Published:November 29, 2022DOI:https://doi.org/10.1016/j.amepre.2022.10.002

      Introduction

      Social support is a modifiable social determinant of health that shapes breastfeeding outcomes and may contribute to racial and ethnic breastfeeding disparities. This study characterizes the relationship between social support and early breastfeeding.

      Methods

      This is a cross-sectional analysis of baseline data collected in 2019–2021 for an RCT. Social support was measured using the Enhancing Recovery in Coronary Heart Disease Social Support Instrument.

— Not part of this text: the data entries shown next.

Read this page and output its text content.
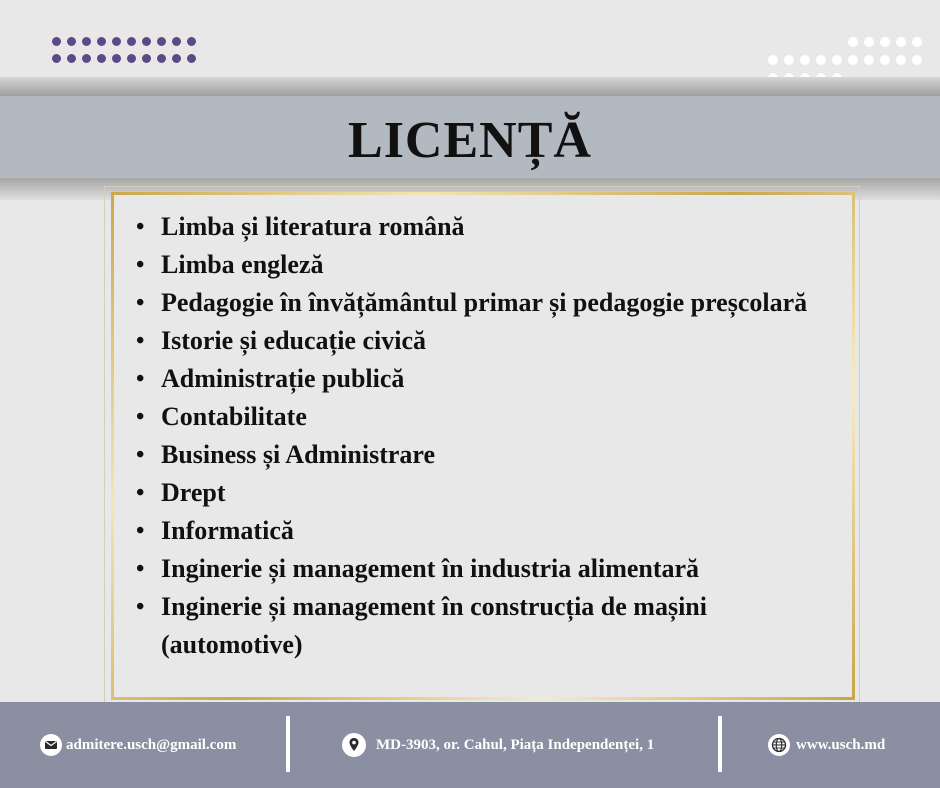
LICENȚĂ
• Limba și literatura română
• Limba engleză
• Pedagogie în învățământul primar și pedagogie preșcolară
• Istorie și educație civică
• Administrație publică
• Contabilitate
• Business și Administrare
• Drept
• Informatică
• Inginerie și management în industria alimentară
• Inginerie și management în construcția de mașini
(automotive)
admitere.usch@gmail.com	MD-3903, or. Cahul, Piața Independenței, 1	www.usch.md
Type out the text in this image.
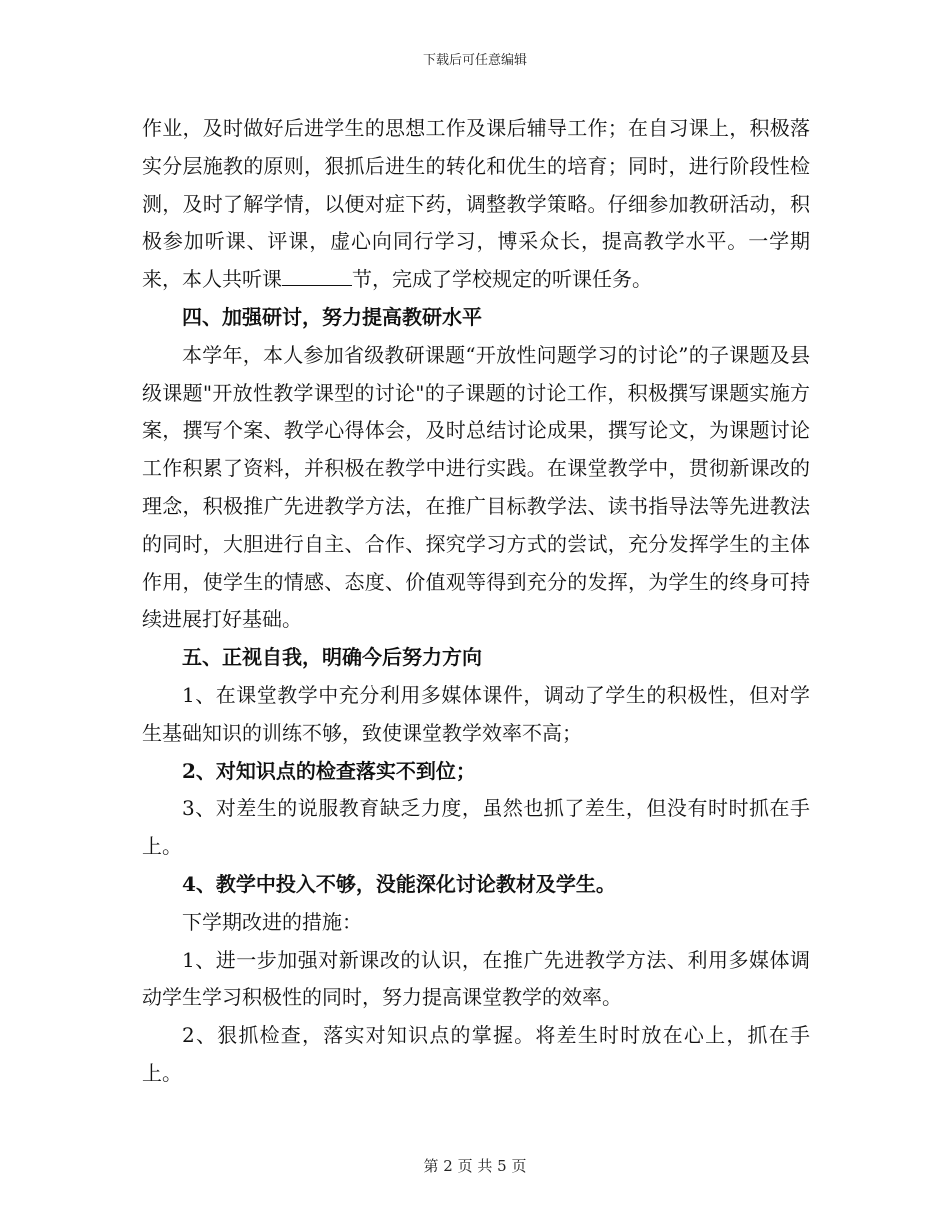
下载后可任意编辑

作业，及时做好后进学生的思想工作及课后辅导工作；在自习课上，积极落实分层施教的原则，狠抓后进生的转化和优生的培育；同时，进行阶段性检测，及时了解学情，以便对症下药，调整教学策略。仔细参加教研活动，积极参加听课、评课，虚心向同行学习，博采众长，提高教学水平。一学期来，本人共听课	节，完成了学校规定的听课任务。

四、加强研讨，努力提高教研水平

本学年，本人参加省级教研课题“开放性问题学习的讨论”的子课题及县级课题"开放性教学课型的讨论"的子课题的讨论工作，积极撰写课题实施方案，撰写个案、教学心得体会，及时总结讨论成果，撰写论文，为课题讨论工作积累了资料，并积极在教学中进行实践。在课堂教学中，贯彻新课改的理念，积极推广先进教学方法，在推广目标教学法、读书指导法等先进教法的同时，大胆进行自主、合作、探究学习方式的尝试，充分发挥学生的主体作用，使学生的情感、态度、价值观等得到充分的发挥，为学生的终身可持续进展打好基础。

五、正视自我，明确今后努力方向

1、在课堂教学中充分利用多媒体课件，调动了学生的积极性，但对学生基础知识的训练不够，致使课堂教学效率不高；

2、对知识点的检查落实不到位；

3、对差生的说服教育缺乏力度，虽然也抓了差生，但没有时时抓在手上。

4、教学中投入不够，没能深化讨论教材及学生。

下学期改进的措施：

1、进一步加强对新课改的认识，在推广先进教学方法、利用多媒体调动学生学习积极性的同时，努力提高课堂教学的效率。

2、狠抓检查，落实对知识点的掌握。将差生时时放在心上，抓在手上。

第 2 页 共 5 页
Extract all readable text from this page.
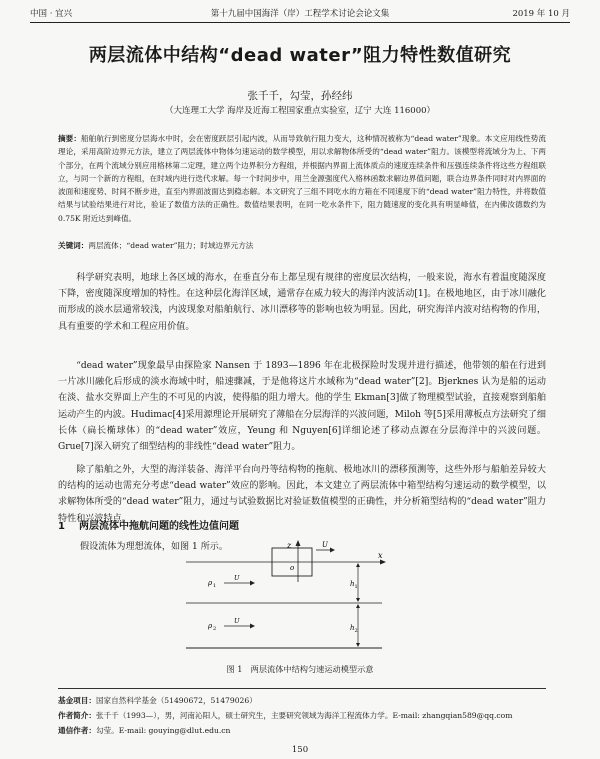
中国 · 宜兴	第十九届中国海洋（岸）工程学术讨论会论文集	2019 年 10 月
两层流体中结构“dead water”阻力特性数值研究
张千千，勾莹，孙经纬
（大连理工大学 海岸及近海工程国家重点实验室，辽宁 大连 116000）
摘要：船舶航行到密度分层海水中时，会在密度跃层引起内波，从而导致航行阻力变大，这种情况被称为“dead water”现象。本文应用线性势流理论，采用高阶边界元方法，建立了两层流体中物体匀速运动的数学模型，用以求解物体所受的“dead water”阻力。该模型将流域分为上、下两个部分，在两个流域分别应用格林第二定理，建立两个边界积分方程组，并根据内界面上流体质点的速度连续条件和压强连续条件将这些方程组联立，与同一个新的方程组，在时域内进行迭代求解。每一个时间步中，用兰金源强度代入格林函数求解边界值问题，联合边界条件同时对内界面的波面和速度势、时间不断步进，直至内界面波面达到稳态解。本文研究了三组不同吃水的方箱在不同速度下的“dead water”阻力特性，并将数值结果与试验结果进行对比，验证了数值方法的正确性。数值结果表明，在同一吃水条件下，阻力随速度的变化具有明显峰值，在内佛汝德数约为 0.75K 附近达到峰值。
关键词：两层流体；“dead water”阻力；时域边界元方法

科学研究表明，地球上各区域的海水，在垂直分布上都呈现有规律的密度层次结构，一般来说，海水有着温度随深度下降，密度随深度增加的特性。在这种层化海洋区域，通常存在威力较大的海洋内波活动[1]。在极地地区，由于冰川融化而形成的淡水层通常较浅，内波现象对船舶航行、冰川漂移等的影响也较为明显。因此，研究海洋内波对结构物的作用，具有重要的学术和工程应用价值。

“dead water”现象最早由探险家 Nansen 于 1893—1896 年在北极探险时发现并进行描述，他带领的船在行进到一片冰川融化后形成的淡水海域中时，船速骤减，于是他将这片水域称为“dead water”[2]。Bjerknes 认为是船的运动在淡、盐水交界面上产生的不可见的内波，使得船的阻力增大。他的学生 Ekman[3]做了物理模型试验，直接观察到船舶运动产生的内波。Hudimac[4]采用源理论开展研究了薄船在分层海洋的兴波问题，Miloh 等[5]采用薄板点方法研究了细长体（扁长椭球体）的“dead water”效应，Yeung 和 Nguyen[6]详细论述了移动点源在分层海洋中的兴波问题。Grue[7]深入研究了细型结构的非线性“dead water”阻力。

除了船舶之外，大型的海洋装备、海洋平台向丹等结构物的拖航、极地冰川的漂移预测等，这些外形与船舶差异较大的结构的运动也需充分考虑“dead water”效应的影响。因此，本文建立了两层流体中箱型结构匀速运动的数学模型，以求解物体所受的“dead water”阻力，通过与试验数据比对验证数值模型的正确性，并分析箱型结构的“dead water”阻力特性和兴波特点。

1 两层流体中拖航问题的线性边值问题
假设流体为理想流体，如图 1 所示。	z	U
x
o
ρ 1
U
ρ 2
U
h 1
h 2
图 1　两层流体中结构匀速运动模型示意
基金项目：国家自然科学基金（51490672，51479026）
作者简介：张千千（1993—），男，河南沁阳人，硕士研究生，主要研究领域为海洋工程流体力学。E-mail: zhangqian589@qq.com
通信作者：勾莹。E-mail: gouying@dlut.edu.cn
150
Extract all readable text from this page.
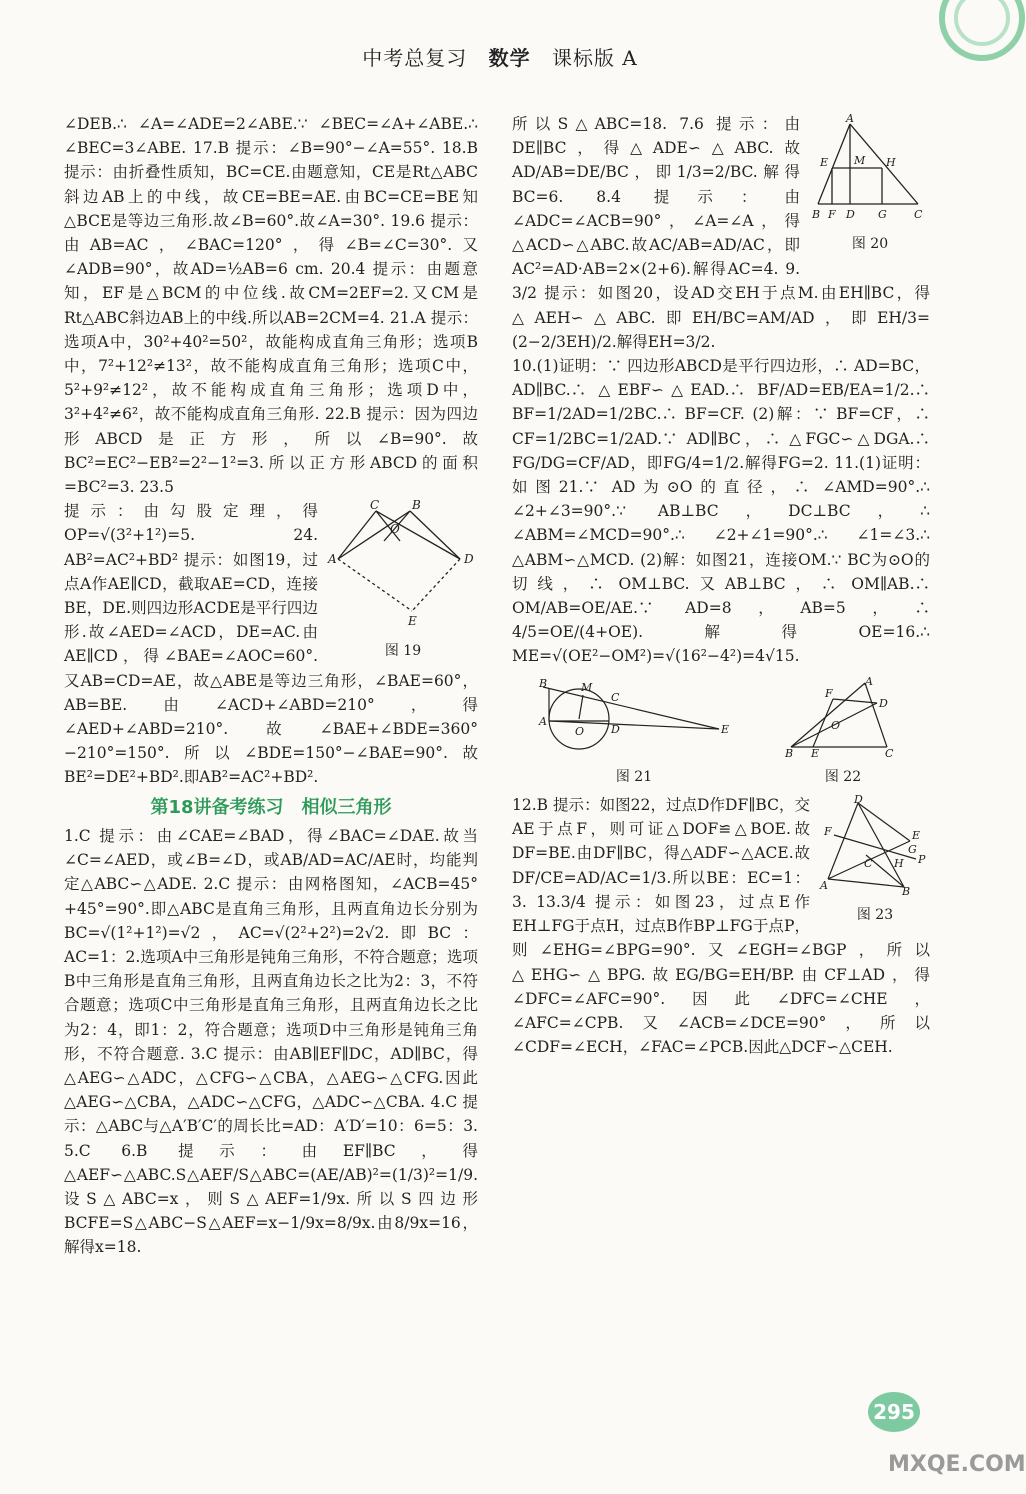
中考总复习 数学 课标版 A

∠DEB.∴ ∠A=∠ADE=2∠ABE.∵ ∠BEC=∠A+∠ABE.∴ ∠BEC=3∠ABE. 17.B 提示：∠B=90°−∠A=55°. 18.B 提示：由折叠性质知，BC=CE.由题意知，CE是Rt△ABC斜边AB上的中线，故CE=BE=AE.由BC=CE=BE知△BCE是等边三角形.故∠B=60°.故∠A=30°. 19.6 提示：由AB=AC，∠BAC=120°，得∠B=∠C=30°.又∠ADB=90°，故AD=½AB=6 cm. 20.4 提示：由题意知，EF是△BCM的中位线.故CM=2EF=2.又CM是Rt△ABC斜边AB上的中线.所以AB=2CM=4. 21.A 提示：选项A中，30²+40²=50²，故能构成直角三角形；选项B中，7²+12²≠13²，故不能构成直角三角形；选项C中，5²+9²≠12²，故不能构成直角三角形；选项D中，3²+4²≠6²，故不能构成直角三角形. 22.B 提示：因为四边形ABCD是正方形，所以∠B=90°.故BC²=EC²−EB²=2²−1²=3.所以正方形ABCD的面积=BC²=3. 23.5

C	B
O
A	D
E
图 19

提示：由勾股定理，得OP=√(3²+1²)=5. 24. AB²=AC²+BD² 提示：如图19，过点A作AE∥CD，截取AE=CD，连接BE，DE.则四边形ACDE是平行四边形.故∠AED=∠ACD，DE=AC.由AE∥CD，得∠BAE=∠AOC=60°.又AB=CD=AE，故△ABE是等边三角形，∠BAE=60°，AB=BE.由∠ACD+∠ABD=210°，得∠AED+∠ABD=210°.故∠BAE+∠BDE=360°−210°=150°.所以∠BDE=150°−∠BAE=90°.故BE²=DE²+BD².即AB²=AC²+BD².

第18讲备考练习　相似三角形

1.C 提示：由∠CAE=∠BAD，得∠BAC=∠DAE.故当∠C=∠AED，或∠B=∠D，或AB/AD=AC/AE时，均能判定△ABC∽△ADE. 2.C 提示：由网格图知，∠ACB=45°+45°=90°.即△ABC是直角三角形，且两直角边长分别为BC=√(1²+1²)=√2，AC=√(2²+2²)=2√2.即BC：AC=1：2.选项A中三角形是钝角三角形，不符合题意；选项B中三角形是直角三角形，且两直角边长之比为2：3，不符合题意；选项C中三角形是直角三角形，且两直角边长之比为2：4，即1：2，符合题意；选项D中三角形是钝角三角形，不符合题意. 3.C 提示：由AB∥EF∥DC，AD∥BC，得△AEG∽△ADC，△CFG∽△CBA，△AEG∽△CFG.因此△AEG∽△CBA，△ADC∽△CFG，△ADC∽△CBA. 4.C 提示：△ABC与△A′B′C′的周长比=AD：A′D′=10：6=5：3. 5.C 6.B 提示：由EF∥BC，得△AEF∽△ABC.S△AEF/S△ABC=(AE/AB)²=(1/3)²=1/9.设S△ABC=x，则S△AEF=1/9x.所以S四边形BCFE=S△ABC−S△AEF=x−1/9x=8/9x.由8/9x=16，解得x=18.

A
E M H
B F D G C
图 20

所以S△ABC=18. 7.6 提示：由DE∥BC，得△ADE∽△ABC.故AD/AB=DE/BC，即1/3=2/BC.解得BC=6. 8.4 提示：由∠ADC=∠ACB=90°，∠A=∠A，得△ACD∽△ABC.故AC/AB=AD/AC，即AC²=AD·AB=2×(2+6).解得AC=4. 9. 3/2 提示：如图20，设AD交EH于点M.由EH∥BC，得△AEH∽△ABC.即EH/BC=AM/AD，即EH/3=(2−2/3EH)/2.解得EH=3/2.

10.(1)证明：∵ 四边形ABCD是平行四边形，∴ AD=BC，AD∥BC.∴ △EBF∽△EAD.∴ BF/AD=EB/EA=1/2.∴ BF=1/2AD=1/2BC.∴ BF=CF. (2)解：∵ BF=CF，∴ CF=1/2BC=1/2AD.∵ AD∥BC，∴ △FGC∽△DGA.∴ FG/DG=CF/AD，即FG/4=1/2.解得FG=2. 11.(1)证明：如图21.∵ AD为⊙O的直径，∴ ∠AMD=90°.∴ ∠2+∠3=90°.∵ AB⊥BC，DC⊥BC，∴ ∠ABM=∠MCD=90°.∴ ∠2+∠1=90°.∴ ∠1=∠3.∴ △ABM∽△MCD. (2)解：如图21，连接OM.∵ BC为⊙O的切线，∴ OM⊥BC.又AB⊥BC，∴ OM∥AB.∴ OM/AB=OE/AE.∵ AD=8，AB=5，∴ 4/5=OE/(4+OE).解得OE=16.∴ ME=√(OE²−OM²)=√(16²−4²)=4√15.

B	M
C
A
O D	E
图 21
F
A
D
O
B E	C
图 22
D
F	E
G
P
C H
A	B
图 23

12.B 提示：如图22，过点D作DF∥BC，交AE于点F，则可证△DOF≌△BOE.故DF=BE.由DF∥BC，得△ADF∽△ACE.故DF/CE=AD/AC=1/3.所以BE：EC=1：3. 13.3/4 提示：如图23，过点E作EH⊥FG于点H，过点B作BP⊥FG于点P，则∠EHG=∠BPG=90°.又∠EGH=∠BGP，所以△EHG∽△BPG.故EG/BG=EH/BP.由CF⊥AD，得∠DFC=∠AFC=90°.因此∠DFC=∠CHE，∠AFC=∠CPB.又∠ACB=∠DCE=90°，所以∠CDF=∠ECH，∠FAC=∠PCB.因此△DCF∽△CEH.

295
MXQE.COM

Outcomes, collected by self-report, included (1) early breastfeeding within the first 21 days of life, (2) planned breastfeeding duration, and (3) confidence in meeting breastfeeding goals. Each outcome was modeled using proportional odds regression, adjusting for covariates. Analysis was conducted in 2021–2022.

      Results

      Self-reported race and ethnicity among 883 mothers were 50% Hispanic, 17% Black, 23% White, and 10% other. A large proportion (88%) of mothers were breastfeeding. Most breastfeeding mothers (82%) planned to breastfeed for at least 6 months, with more than half (58%) planning to continue for 12 months or more. Most women (65%) were confident or very confident in meeting their breastfeeding duration goal. In adjusted models, perceived social support was associated with planned breastfeeding duration (p=0.042) but not with early breastfeeding (p=0.873) or confidence in meeting breastfeeding goals (p=0.427). Among the covariates, maternal depressive symptoms were associated with lower breastfeeding confidence (p<0.001).

      Conclusions

      The associations between perceived social support and breastfeeding outcomes are nuanced. In this sample of racially and ethnically diverse mothers, social support was associated with longer planned breastfeeding duration but not with early breastfeeding or breastfeeding confidence.